Sat Oct 28, 2017, 10:14 AM
Oct 2017

And the problem hasn't changed.

People have to realize that the simple fact of telling a story entails the not-telling of some information. That was true in 1920, 1970, 1990, and today when you read any news article or any video footage. You see 3 minutes of video, you don't see what happened in the two minutes before or the minute after--could they make a difference? Yup.

People have to realize that their internal biases and conceits predispose them to believe certain information and not believe other information, regardless of the actual facts. We see patterns that aren't there and willingly overlook information that's omitted that we should suspect exists when the story's good (for us). We tend to downplay information that's included when it hurts our narrative. Whatever that narrative is, whoever "we" are.

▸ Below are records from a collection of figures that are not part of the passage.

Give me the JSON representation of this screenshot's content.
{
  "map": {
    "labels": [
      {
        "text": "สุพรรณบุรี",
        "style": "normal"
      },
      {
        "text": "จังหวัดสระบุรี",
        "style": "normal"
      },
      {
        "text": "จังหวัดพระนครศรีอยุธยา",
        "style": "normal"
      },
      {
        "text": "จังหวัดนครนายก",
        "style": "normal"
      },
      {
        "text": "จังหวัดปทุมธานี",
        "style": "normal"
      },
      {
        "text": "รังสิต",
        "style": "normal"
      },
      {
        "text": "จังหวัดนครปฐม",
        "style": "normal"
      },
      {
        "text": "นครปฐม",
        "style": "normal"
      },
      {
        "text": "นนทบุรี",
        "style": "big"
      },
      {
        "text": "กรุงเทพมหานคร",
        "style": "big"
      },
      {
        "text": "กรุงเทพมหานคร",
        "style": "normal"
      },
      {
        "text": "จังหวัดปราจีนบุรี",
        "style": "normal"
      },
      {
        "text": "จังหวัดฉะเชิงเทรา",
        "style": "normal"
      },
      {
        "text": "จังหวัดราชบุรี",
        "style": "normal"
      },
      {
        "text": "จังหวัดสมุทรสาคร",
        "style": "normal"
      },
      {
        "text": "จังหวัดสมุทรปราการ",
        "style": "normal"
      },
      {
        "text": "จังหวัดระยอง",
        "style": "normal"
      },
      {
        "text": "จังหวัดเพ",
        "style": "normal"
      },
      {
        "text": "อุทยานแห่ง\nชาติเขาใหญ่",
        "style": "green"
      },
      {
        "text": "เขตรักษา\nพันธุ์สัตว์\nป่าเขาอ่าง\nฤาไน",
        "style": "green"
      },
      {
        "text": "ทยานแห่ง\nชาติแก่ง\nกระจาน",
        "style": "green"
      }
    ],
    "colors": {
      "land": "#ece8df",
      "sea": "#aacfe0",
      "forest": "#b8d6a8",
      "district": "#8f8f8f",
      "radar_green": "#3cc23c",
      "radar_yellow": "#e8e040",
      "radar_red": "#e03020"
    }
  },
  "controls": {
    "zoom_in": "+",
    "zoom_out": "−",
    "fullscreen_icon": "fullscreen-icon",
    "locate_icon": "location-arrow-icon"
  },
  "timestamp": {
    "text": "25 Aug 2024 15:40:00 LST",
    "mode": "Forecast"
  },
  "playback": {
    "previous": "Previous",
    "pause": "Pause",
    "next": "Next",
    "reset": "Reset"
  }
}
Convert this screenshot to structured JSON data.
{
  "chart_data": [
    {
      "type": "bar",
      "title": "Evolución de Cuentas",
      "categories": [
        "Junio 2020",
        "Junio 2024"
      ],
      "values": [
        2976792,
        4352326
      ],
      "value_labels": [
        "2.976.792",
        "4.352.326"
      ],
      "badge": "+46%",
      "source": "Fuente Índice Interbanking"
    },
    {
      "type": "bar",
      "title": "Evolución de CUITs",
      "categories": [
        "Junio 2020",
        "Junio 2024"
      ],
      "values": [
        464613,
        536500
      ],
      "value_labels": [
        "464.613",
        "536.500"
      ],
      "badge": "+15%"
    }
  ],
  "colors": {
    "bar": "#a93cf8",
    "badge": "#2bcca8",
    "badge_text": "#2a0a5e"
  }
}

People have to realize that sources both matter and don't matter, but in ways that we're unaccustomed to. One of our own (whatever that means in context) posts a video or makes a claim, we're all over it. We trust unreliable allies. Might they be telling the truth? Sure. But we trust them and it's an offense to not trust them. We don't want to offend our own. The enemy (again, by context) says something and we don't trust them. Why? Because they're the enemy and the enemy can only ever lie. And if we trust them, we get harrassed by our peers who say they're untrustworthy.

We've always needed a better quality of voter and hearer of news and information. Now it's urgent, but now it's harder to make the case without sounding like an enemy partisan (for whichever side you're *not* talking to).